On Clossick's agenda: It's the first year of the transitional kindergarten; the community is starting to build a science lab; and a feasibility study for a preschool will begin.

Susan P. Garcia
Our Lady of the Rosary, Union City

"I feel as if God's hand was guiding me through all this," said Susan P. Garcia, as she prepares for the first day of school at Our Lady of the Rosary School.

"I've lived in Union City for a long time," Garcia said, "Our Lady of the Rosary is my parish."

Eleven years ago, Garcia was the seventh-grade teacher at Our Lady of the Rosary School in Union City.

She first got to know the school as a parent — "room mother, Jogathon, crab feed" — before she finished her degree.

She recalled walking in the school's halls after earning her degree, which she had planned to use to teach community college. "Do you want to teach seventh grade?" she was asked.

She did, leaving reluctantly only because the credential program she was entering required a full-time commitment. As she worked for the credential, she was offered a job in the New Haven School District and has been an English teacher at James Logan High School.

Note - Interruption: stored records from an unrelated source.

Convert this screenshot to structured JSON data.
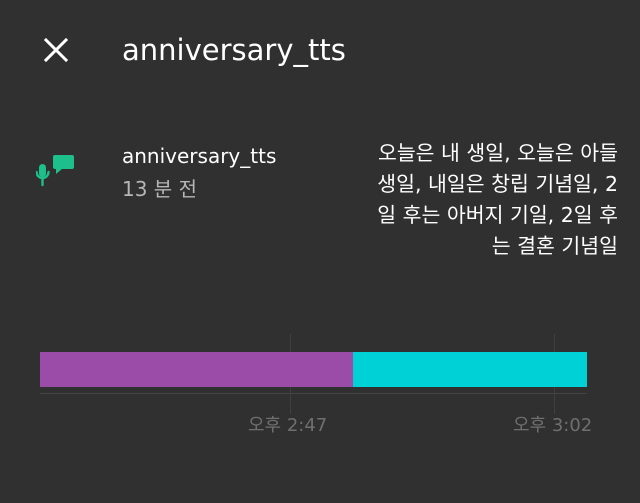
{
  "header": {
    "close_icon": "close-icon",
    "title": "anniversary_tts"
  },
  "entry": {
    "icon": "mic-chat-icon",
    "icon_color": "#1dbf8a",
    "title": "anniversary_tts",
    "time": "13 분 전",
    "message": "오늘은 내 생일, 오늘은 아들 생일, 내일은 창립 기념일, 2일 후는 아버지 기일, 2일 후는 결혼 기념일"
  },
  "timeline": {
    "segments": [
      {
        "color": "#9b4ca8",
        "fraction": 0.572
      },
      {
        "color": "#00d1d6",
        "fraction": 0.428
      }
    ],
    "ticks": [
      "오후 2:47",
      "오후 3:02"
    ]
  }
}
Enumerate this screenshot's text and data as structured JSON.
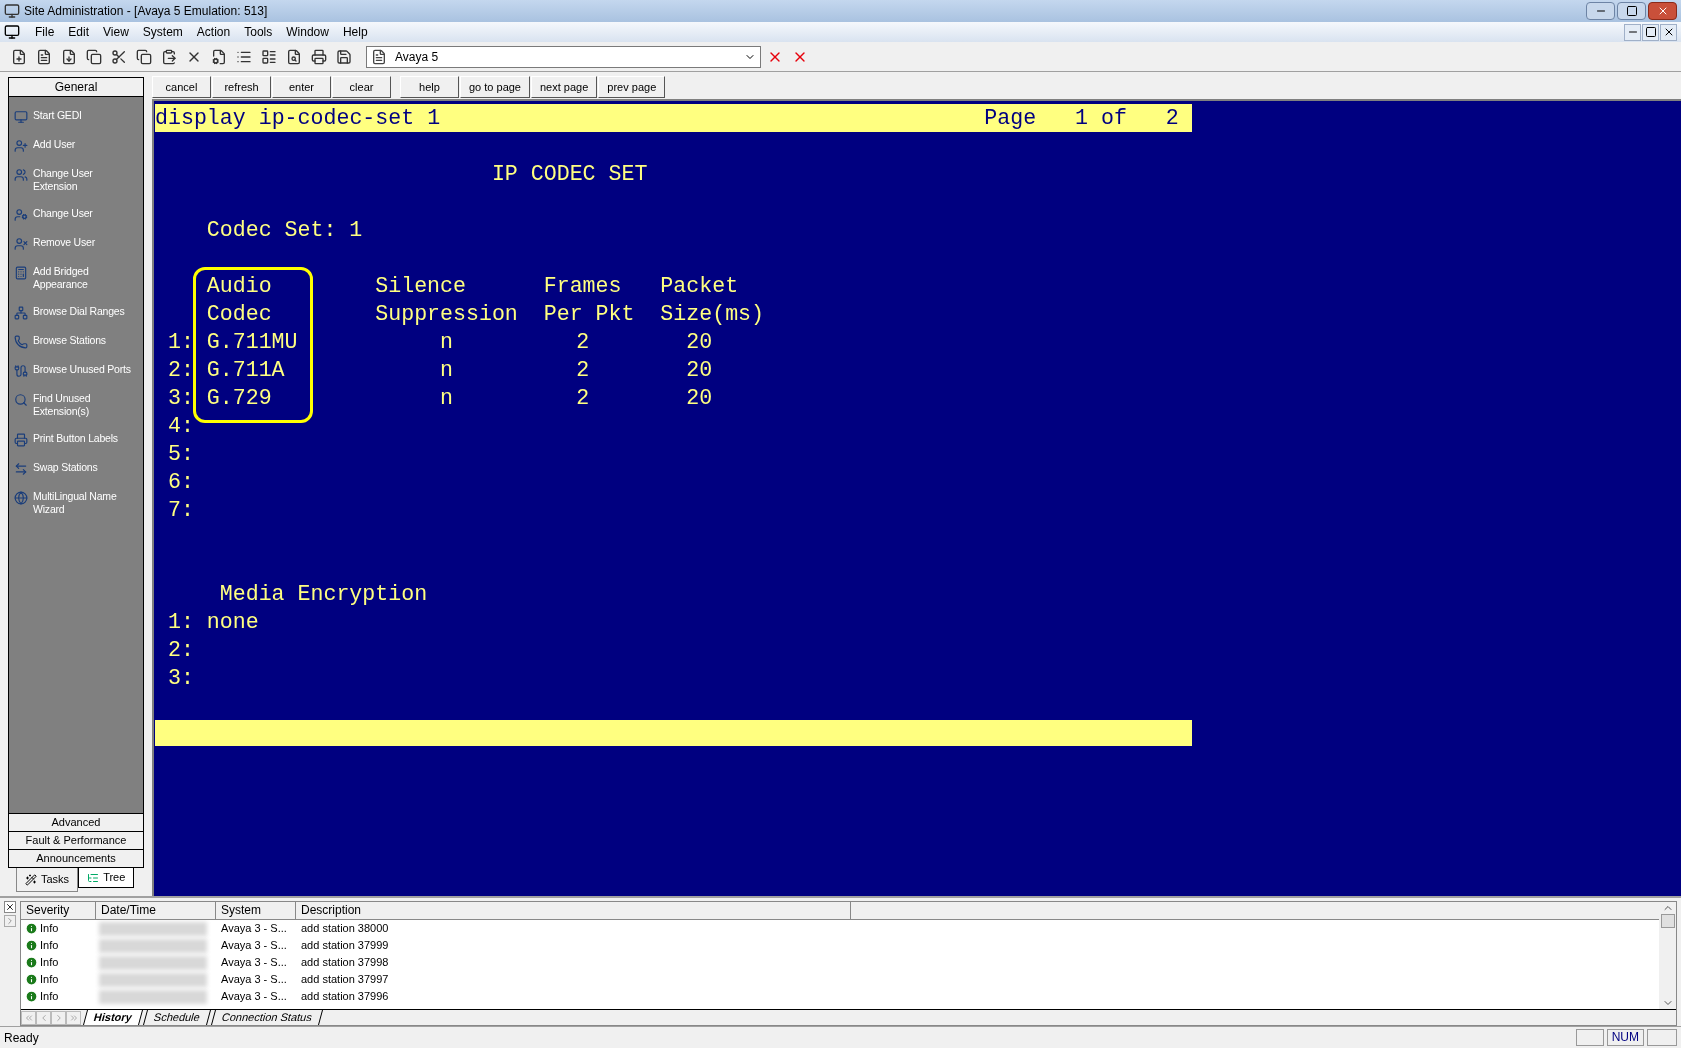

In completing an administrative credential, Garcia had to perform an equity project. She sought to bring the high school to the community, holding community meetings at Our Lady of the Rosary, in the heart of the city's Decoto district.

"I polled the community," she said, finding that parents are interested in issues of school safety, and the availability of reduced-fee counseling, medical and dental services.

Then one day, not long ago, she was at church when the business manager told her the school needed a new principal.

The Garcia family talked it over; she took "a leap of faith."

As she looked forward to the first day of school, Garcia had already begun to tackle her to-do list, which includes: Increase enrollment, increase academic rigor and build community within the school.